The corpse flower is described as being unpredictable and very rare. In most years, the tropical plant will only produce a single leaf which reaches up to 15 feet and absorbs energy from the sun.

In some years, however, such as 2018, an enormous flower spike called a spadix will emerge.

“The spathe unfolds, exposing small flowers that bloom in rings around its base that release scent molecules to signal their readiness for fertilization,” the Park Board explains in a release.

corpse flower

An image of Uncle Fester, commonly known as the corpse flower, at the Bloedel conservatory (Vancouver Park Board).

“A powerful stench, similar to rancid or rotten meat, will emit from the open spathe in order to attract pollinator insects like carrion beetles and flesh flies that feed on dead animals.”

In previous years, the Park Board has also compared the scent to rotting flesh, discarded diapers, or hot garbage. Additionally, after the initial bloom, corpse flowers can take up to a decade to bloom again, although some might bloom every two to three years.

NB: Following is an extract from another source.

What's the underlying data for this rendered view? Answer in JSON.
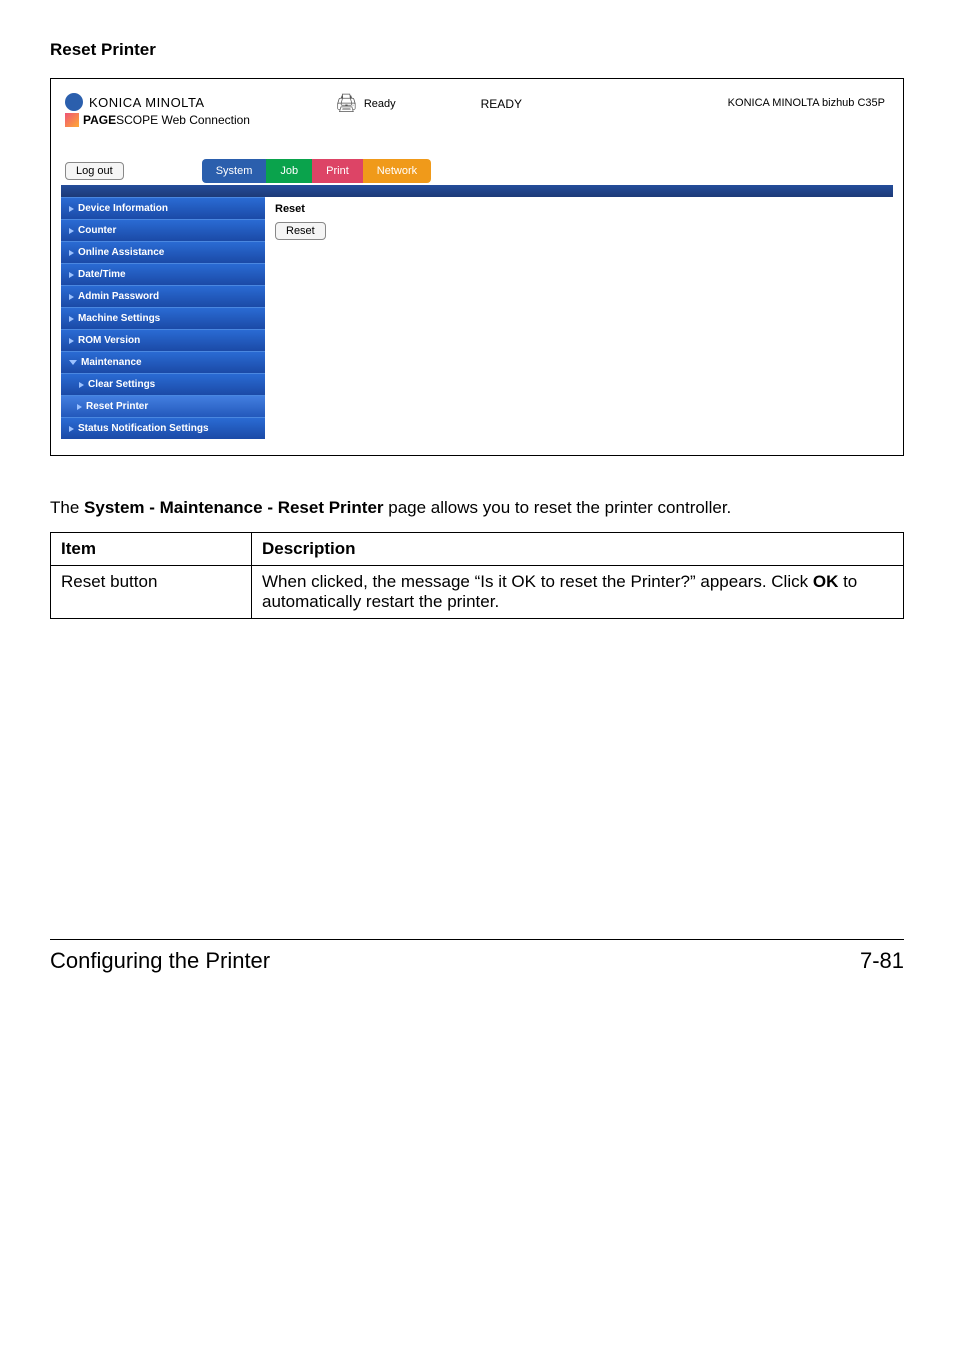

“We are so excited to bring Uncle Fester back to Bloedel Conservatory, and can’t wait to have the public join us in experiencing the pungent scent explosion that, once smelled, is hard to forget,” said Bruce McDonald, Superintendent of Bloedel Conservatory, in a statement.

“Bets are on as to when exactly the flower will open, but based on its already-larger corm, we think this year’s bloom is going to be bigger and stinkier than ever before!”

The public is invited to visit the Bloedel Conservatory at Queen Elizabeth Park to watch Uncle Fester grow. Tickets are available online and in designated time slots.